Tuesday 8 September 2009We Christians have from the beginning thought it good to translate our Scriptures. One important result of this is that we have no scriptural text: we have, instead, versions. Every book of the canon exists in many versions — Hebrew, Greek, Latin Syriac, English, Spanish, Telugu, Japanese, Swahili, and so on. For Catholics, some versions are authorized locally to be read (and chanted) liturgically. The worldwide list of such versions is long, and each version found on that list is Scripture exactly in the sense that when we read and hear it in the context of a liturgical celebration we read and hear the word of the Lord — which is exactly what we say after having read it: “The Word of the Lord.” But what are these versions versions of? They are all (it seems to me) authoritative versions of what the Lord says to his people. That must be so if we call each and any of them verbum Dei. But the versions differ among themselves in many ways: lexically, syntactically, semantically, in register and tone and diction, and so on. This variation, I should think, is not a problem for the Church but an opportunity. Thinking through in what that opportunity consists requires a theology of the versions, something which the Church has not yet fully developed.
time, liturgy, repetition
Thursday 3 September 2009Time is a gift, but one whose texture makes accepting it almost impossible.
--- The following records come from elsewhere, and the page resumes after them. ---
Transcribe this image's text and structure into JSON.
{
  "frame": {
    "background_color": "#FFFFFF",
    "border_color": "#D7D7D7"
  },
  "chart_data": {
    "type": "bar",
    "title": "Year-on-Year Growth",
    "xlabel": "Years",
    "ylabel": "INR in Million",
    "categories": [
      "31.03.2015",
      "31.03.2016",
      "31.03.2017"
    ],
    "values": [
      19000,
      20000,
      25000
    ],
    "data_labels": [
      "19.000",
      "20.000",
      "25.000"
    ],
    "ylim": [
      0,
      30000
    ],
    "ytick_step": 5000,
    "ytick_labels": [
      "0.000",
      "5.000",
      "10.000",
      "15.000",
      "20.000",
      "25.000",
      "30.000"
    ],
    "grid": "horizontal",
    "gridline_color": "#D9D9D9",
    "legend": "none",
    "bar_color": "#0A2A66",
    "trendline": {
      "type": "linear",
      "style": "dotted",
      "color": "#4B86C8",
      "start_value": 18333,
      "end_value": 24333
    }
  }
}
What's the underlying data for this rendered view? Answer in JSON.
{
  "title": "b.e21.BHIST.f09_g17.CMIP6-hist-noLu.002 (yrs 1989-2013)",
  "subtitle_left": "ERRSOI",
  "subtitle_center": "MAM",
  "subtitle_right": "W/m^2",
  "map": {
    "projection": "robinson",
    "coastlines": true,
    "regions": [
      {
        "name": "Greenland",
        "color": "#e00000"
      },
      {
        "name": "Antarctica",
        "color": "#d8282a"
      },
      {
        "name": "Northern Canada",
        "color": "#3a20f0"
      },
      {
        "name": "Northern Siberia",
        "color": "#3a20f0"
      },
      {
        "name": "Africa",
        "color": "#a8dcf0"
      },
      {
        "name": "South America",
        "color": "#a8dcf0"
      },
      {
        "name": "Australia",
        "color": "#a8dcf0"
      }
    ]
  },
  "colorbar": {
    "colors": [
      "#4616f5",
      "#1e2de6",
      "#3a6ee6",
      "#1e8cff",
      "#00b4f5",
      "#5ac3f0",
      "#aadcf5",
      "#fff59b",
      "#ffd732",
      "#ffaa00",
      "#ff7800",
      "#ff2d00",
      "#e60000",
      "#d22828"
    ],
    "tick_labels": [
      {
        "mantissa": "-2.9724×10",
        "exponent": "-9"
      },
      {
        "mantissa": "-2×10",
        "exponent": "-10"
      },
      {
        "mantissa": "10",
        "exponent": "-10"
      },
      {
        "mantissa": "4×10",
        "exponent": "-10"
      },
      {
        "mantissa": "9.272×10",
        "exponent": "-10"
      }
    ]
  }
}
We are catechized into thinking it linear and capable of being ordered, constrained, and used; and we are encouraged to enter it and remain in it Janus-faced, looking back with nostalgic regret or disappointed agony, and forward with fear-laced hopelessness, certain only of loss and decay and betrayal. Our days & nights, lived like this, are like weavers’ shuttles: the fabric of our lives is worn thin by them, until we die. The liturgy orders time differently, and remakes us if we can learn to let it. The liturgical life empties time of its power by transfiguring it into a repetitive stammer, each of whose repetitions confesses its own inadequacy differently, and in so doing glories in what it is. No longer linear, no longer Janus-faced, time becomes the circular Psalm-chant, the Sanctus sung in choir without beginning or end. The time of narrative, of development from this to that, of one damn thing after another, is in this way rendered into a tableau in which the Prodigal’s departure and return are together iconically present.